Before the pandemic, neighbor kids flocked to Owczarski’s place to help dig in the dirt and plant seeds. They came to play with her kids, ages 4, 3 and 7 months, and to see the beehive, which makes more than 50 pounds of honey each year. And, of course, to see the chickens.
“They’re rescues,” Owczarski laughs, but she’s not kidding. She got them from an Iowa processing plant that put an ad on Craigslist.
This year, what was a team sport has become more solitary. During warmer months, Owczarski kept herself company while working outside sometimes as late as midnight by listening to podcasts. She rattled off a dozen favorites: Code Switch, Reveal, The Endless Honeymoon Podcast, Dr. Death, Family Secrets, 1619, Hidden Brain, Boom! Lawyered, Fresh Air, Criminal, Ear Hustle, Eater’s Digest.
In those quieter, kid-free hours, it’s easier to recognize just how much she’s created in a few years.
“It’s come true in my life that if you want to be something, you just have to start being it,” she said. “If you want to see something happen, you just have to start building it.”
She is also steadily growing her network and knowledge of what she calls “collective farming,” a movement to share tools and tractors as well as labor and marketing to try to eliminate barriers and make everybody’s lives easier.
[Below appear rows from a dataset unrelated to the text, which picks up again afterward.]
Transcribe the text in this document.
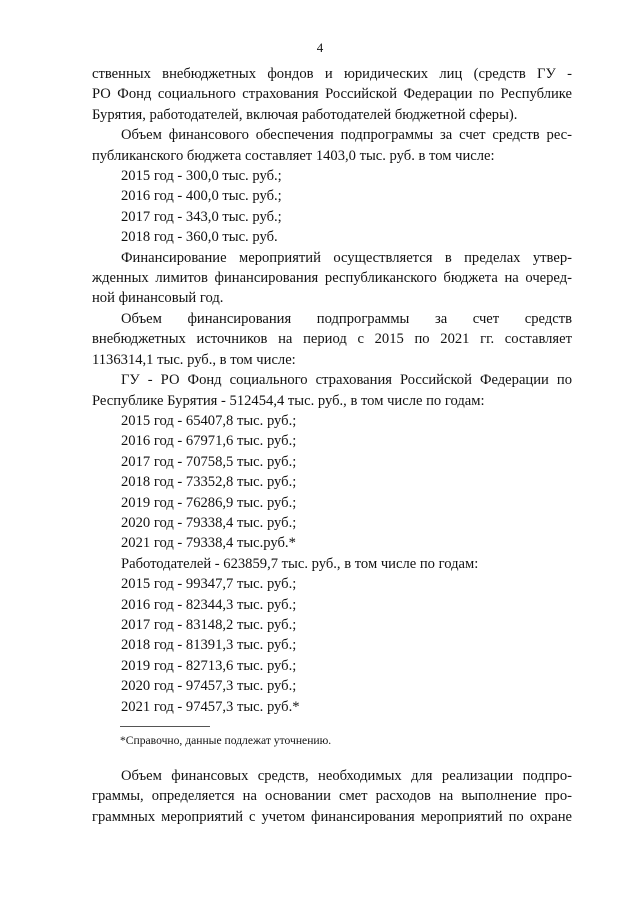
4

ственных внебюджетных фондов и юридических лиц (средств ГУ -

РО Фонд социального страхования Российской Федерации по Республике

Бурятия, работодателей, включая работодателей бюджетной сферы).

Объем финансового обеспечения подпрограммы за счет средств рес-

публиканского бюджета составляет 1403,0 тыс. руб. в том числе:

2015 год - 300,0 тыс. руб.;

2016 год - 400,0 тыс. руб.;

2017 год - 343,0 тыс. руб.;

2018 год - 360,0 тыс. руб.

Финансирование мероприятий осуществляется в пределах утвер-

жденных лимитов финансирования республиканского бюджета на очеред-

ной финансовый год.

Объем финансирования подпрограммы за счет средств

внебюджетных источников на период с 2015 по 2021 гг. составляет

1136314,1 тыс. руб., в том числе:

ГУ - РО Фонд социального страхования Российской Федерации по

Республике Бурятия - 512454,4 тыс. руб., в том числе по годам:

2015 год - 65407,8 тыс. руб.;

2016 год - 67971,6 тыс. руб.;

2017 год - 70758,5 тыс. руб.;

2018 год - 73352,8 тыс. руб.;

2019 год - 76286,9 тыс. руб.;

2020 год - 79338,4 тыс. руб.;

2021 год - 79338,4 тыс.руб.*

Работодателей - 623859,7 тыс. руб., в том числе по годам:

2015 год - 99347,7 тыс. руб.;

2016 год - 82344,3 тыс. руб.;

2017 год - 83148,2 тыс. руб.;

2018 год - 81391,3 тыс. руб.;

2019 год - 82713,6 тыс. руб.;

2020 год - 97457,3 тыс. руб.;

2021 год - 97457,3 тыс. руб.*

*Справочно, данные подлежат уточнению.

Объем финансовых средств, необходимых для реализации подпро-

граммы, определяется на основании смет расходов на выполнение про-

граммных мероприятий с учетом финансирования мероприятий по охране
Most important, she said, her work is about creating a sense of community ownership. She stressed that nothing would be possible without her husband, those who helped launch the community fridge — Zakariyah Hill, Billy Weathers, Austin Neal and Rheya Spigner — and those who frequent the farm, including Lyssa Wade, Kennady Lilly, Kari Bienert, Brett McClavy, Nicole Winebrenner, Amy Brooks Murphy, Jacob Schroeder, Laura Rodriguez, Keri Thien and Aubrey Alvarez.
Janelle Mueller, a close friend and former Eighth Street neighbor, says Owczarski is one of the most well-connected people she knows because people truly want to be in her orbit.
“She looks at trends outside of Des Moines, she looks at the bigger picture, and that’s where her frustrations are … because making all this happen has not been easy,” Mueller said.
To Mueller, nothing symbolizes Owczarski better than the freshly baked bread she sells at her farm stand. Made with just a few simple ingredients, it’s become special to the people it feeds, she said.
“Bread is a common denominator throughout the whole world,” Mueller said. “But her bread comes with a great deal of love, caring and compassion for everyone.”